Nottingham Trent can be justifiably proud of being the only institution in the country to have been graded 'excellent' by the Law Society for its Legal Practice Course.The fact that its law department only received a 'satisfactory' rating from the Higher Education Funding Council has led some to complain that the whole assessment process is arbitrary and wasteful of resources.
However, the criticism, or at least its premise, is based on a misconception because the HEFC looks almost exclusively at undergraduate courses, and the Law Society at the LPC provision.
The HEFC's current phase of assessment of law courses is now complete and will not be repeated for another five years. The Law Society, however, monitors the provision of LPC assessment every year.
There are moves to consolidate the assessment of academic and vocational courses. The HEFC is not legally obliged to carry out assessment itself and could contract it out to a new unitary body. The Higher Education Quality Council, which conducts management audits of higher education institutions and is independent of the HEFC, would like to see a return to internal quality assessment, overseen by external assessors. It also believes the reports should be published. The information that the HEQC now collects would form part of the overall institutional assessment.
Working relations between the HEFC and the Law Society are good. Paul Bradbury, an associate director of quality assurance and subject leader of law at the HEFC, is full of praise for the Law Society. "With them we have had one of our most productive relationships with any professional body," he says.
Bradbury believes that the teaching of law is in general better than many other subjects. He also says the assessment process in itself helps to raise the standards. "It was great to have people from the old universities visiting the new universities and seeing how they do things, and vice versa. A real eye-opener."
He would like to see a stronger role for students in the assessment process. At present, students are widely consulted, but none sit on the HEFC's quality assessment committee. "It is something we should be looking to," he says.
There are still teething troubles with the external assessment process. For instance, some of the institutions assessed felt that the visits, falling in the second week of the new year, were badly timed.
There are also concerns that external assessment is simply an underhand way for the Government to go about cost-cutting. Says one LPC principal: "The idea is abroad that you can provide a law course on the cheap, but that just isn't so. Proper library facilities, computers and a good staff-student ratio all cost money."

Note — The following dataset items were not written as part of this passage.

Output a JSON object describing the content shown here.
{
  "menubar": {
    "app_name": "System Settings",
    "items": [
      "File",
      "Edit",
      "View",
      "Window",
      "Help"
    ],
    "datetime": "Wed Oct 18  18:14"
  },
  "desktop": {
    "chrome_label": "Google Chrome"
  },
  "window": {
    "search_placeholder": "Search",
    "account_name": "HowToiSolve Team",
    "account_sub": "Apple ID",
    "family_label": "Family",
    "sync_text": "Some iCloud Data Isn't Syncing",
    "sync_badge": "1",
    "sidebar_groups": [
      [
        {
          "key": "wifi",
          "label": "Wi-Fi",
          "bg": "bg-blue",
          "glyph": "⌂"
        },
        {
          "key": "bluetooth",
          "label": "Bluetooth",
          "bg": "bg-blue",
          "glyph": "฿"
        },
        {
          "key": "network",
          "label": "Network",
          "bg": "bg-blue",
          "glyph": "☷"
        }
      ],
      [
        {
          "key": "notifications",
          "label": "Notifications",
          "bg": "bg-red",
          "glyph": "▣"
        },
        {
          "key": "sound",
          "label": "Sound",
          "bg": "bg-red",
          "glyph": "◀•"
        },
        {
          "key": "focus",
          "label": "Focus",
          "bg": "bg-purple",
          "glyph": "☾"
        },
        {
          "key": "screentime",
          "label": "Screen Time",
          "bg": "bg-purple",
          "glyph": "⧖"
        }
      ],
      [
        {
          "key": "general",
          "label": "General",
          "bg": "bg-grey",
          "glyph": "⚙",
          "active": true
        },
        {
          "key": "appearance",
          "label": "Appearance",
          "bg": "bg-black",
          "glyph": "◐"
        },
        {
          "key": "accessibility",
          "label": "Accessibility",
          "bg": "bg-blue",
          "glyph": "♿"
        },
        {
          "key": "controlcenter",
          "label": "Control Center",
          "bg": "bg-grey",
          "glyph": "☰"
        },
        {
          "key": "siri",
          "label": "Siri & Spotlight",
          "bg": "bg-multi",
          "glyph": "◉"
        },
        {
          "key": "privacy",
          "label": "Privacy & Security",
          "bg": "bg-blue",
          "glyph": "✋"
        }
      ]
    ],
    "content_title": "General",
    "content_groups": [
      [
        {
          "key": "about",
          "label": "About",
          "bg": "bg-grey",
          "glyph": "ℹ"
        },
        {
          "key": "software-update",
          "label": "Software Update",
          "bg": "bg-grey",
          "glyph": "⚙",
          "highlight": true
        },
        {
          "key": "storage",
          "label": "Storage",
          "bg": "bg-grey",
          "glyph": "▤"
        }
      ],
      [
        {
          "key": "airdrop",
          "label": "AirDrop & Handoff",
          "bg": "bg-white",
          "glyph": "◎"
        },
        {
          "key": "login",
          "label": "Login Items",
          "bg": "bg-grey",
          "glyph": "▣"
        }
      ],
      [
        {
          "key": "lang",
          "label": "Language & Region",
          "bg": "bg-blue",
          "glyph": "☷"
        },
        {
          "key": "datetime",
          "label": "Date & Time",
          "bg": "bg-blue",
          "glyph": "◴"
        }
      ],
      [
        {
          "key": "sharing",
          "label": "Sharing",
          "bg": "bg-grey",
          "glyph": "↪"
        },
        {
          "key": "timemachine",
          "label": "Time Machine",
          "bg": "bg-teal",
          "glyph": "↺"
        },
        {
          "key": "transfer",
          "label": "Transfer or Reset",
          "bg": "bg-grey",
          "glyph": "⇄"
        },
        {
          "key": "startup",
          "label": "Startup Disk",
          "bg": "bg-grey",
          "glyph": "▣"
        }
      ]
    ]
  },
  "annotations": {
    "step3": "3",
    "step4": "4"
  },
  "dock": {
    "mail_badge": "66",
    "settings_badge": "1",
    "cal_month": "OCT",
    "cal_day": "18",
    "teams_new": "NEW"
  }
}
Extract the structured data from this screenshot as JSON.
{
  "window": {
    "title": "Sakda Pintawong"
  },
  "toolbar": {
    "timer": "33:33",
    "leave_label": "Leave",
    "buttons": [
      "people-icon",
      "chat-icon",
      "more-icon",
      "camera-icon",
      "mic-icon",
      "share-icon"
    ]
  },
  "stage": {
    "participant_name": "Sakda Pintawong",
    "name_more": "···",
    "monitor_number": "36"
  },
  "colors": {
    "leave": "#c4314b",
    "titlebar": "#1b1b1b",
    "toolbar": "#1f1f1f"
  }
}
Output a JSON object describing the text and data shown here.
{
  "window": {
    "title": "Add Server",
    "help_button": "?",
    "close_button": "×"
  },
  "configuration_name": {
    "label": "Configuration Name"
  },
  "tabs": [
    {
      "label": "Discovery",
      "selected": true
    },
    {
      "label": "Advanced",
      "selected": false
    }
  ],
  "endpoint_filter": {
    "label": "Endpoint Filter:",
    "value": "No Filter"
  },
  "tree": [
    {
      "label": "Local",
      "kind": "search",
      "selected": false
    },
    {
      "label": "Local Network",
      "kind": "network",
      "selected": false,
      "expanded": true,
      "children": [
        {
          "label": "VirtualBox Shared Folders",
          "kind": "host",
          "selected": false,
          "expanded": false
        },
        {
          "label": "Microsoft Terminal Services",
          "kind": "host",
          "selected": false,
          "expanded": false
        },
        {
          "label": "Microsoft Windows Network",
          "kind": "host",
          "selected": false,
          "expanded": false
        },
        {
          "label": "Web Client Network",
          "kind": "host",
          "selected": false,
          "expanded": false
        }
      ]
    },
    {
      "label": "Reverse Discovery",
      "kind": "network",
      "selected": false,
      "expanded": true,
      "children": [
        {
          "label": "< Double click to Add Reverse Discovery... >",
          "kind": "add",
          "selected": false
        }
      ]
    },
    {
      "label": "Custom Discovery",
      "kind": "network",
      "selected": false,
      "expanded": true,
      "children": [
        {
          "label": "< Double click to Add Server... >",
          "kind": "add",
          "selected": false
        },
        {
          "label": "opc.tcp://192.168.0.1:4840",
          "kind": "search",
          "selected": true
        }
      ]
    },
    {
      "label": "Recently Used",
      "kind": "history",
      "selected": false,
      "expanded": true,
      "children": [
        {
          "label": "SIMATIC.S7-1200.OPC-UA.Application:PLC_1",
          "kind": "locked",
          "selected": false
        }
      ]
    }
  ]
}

The Centre for Policy Studies, commissioned by the Law Society, has also been conducting a study of around 4,000 students and is about to publish a report on the LPC and Bar vocational courses.
The Law Society has come under fire from some City firms for not publishing the results of its monitoring. Only Nottingham Trent Law School and the University of the West of England, which were given good ratings, have asked permission to publish their grades.
Says Nicholas Saunders, the Law Society's head of legal education: "We take the view that information gathered in the monitoring exercise is a matter for the institutions themselves."
However, he does not rule out a future change of heart on publishing the grades. "The important thing is to ensure that the information is used sensibly. League tables can mislead as much as they enlighten."
A working party, chaired by Robert Sayer, the Law Society's vice-president, is currently looking at the issue.
The LPC is having something of an existential crisis early on in its young life. Faced with declining student numbers, too many places compared with potential training contracts and a lack of recognition outside of law, both LPC providers and the Law Society are having to think long and hard about the vocational course's future.
All are agreed that the LPC is an excellent course which teaches worthwhile skills. The trouble is that the LPC is not readily transferable, in an exempting sense, for the purposes of entering other professions.
That may be about to change. The Law Society has already negotiated exemptions with the Institute of Administrative Management. Richard Holbrook, principal of the College of Law, says that the accounting bodies have also expressed interest: "They see LPC graduates as very good value."
The Law Society is cautiously optimistic about future employment prospects. It uses a model, into which various economic indicators are fed, that churns out an estimate of the number of new lawyers needed each year. But the model has had an inconsistent record.
And the message that gaining a place on an LPC is no meal ticket into the legal profession is finally dawning on young people. The number of requests for information about the course has remained constant, but the number of those taking up places has fallen.
The number of passes has also gone down this year, by as much as 10 per cent at some institutions. That could mean examination standards are higher, teaching is poorer or that students are less intelligent, or a combination of all three.
With the fall in student numbers – some 500 places were not taken up this year – the importance of an institution obtaining a good assessment must surely be increasing. Law Society president Martin Mears has gone on record as saying there are too many LPC places.
That is not a million miles away from saying there are too many LPC providers, in which case an institution might regard a low mark as little more than a writ of execution.
Three institutions are now coming up for revalidation. However, the professional body is contractually bound in most cases to allow the institutions to carry on as providers until 1998.
If student numbers decline further, the market might just do the Law Society's dirty work for them.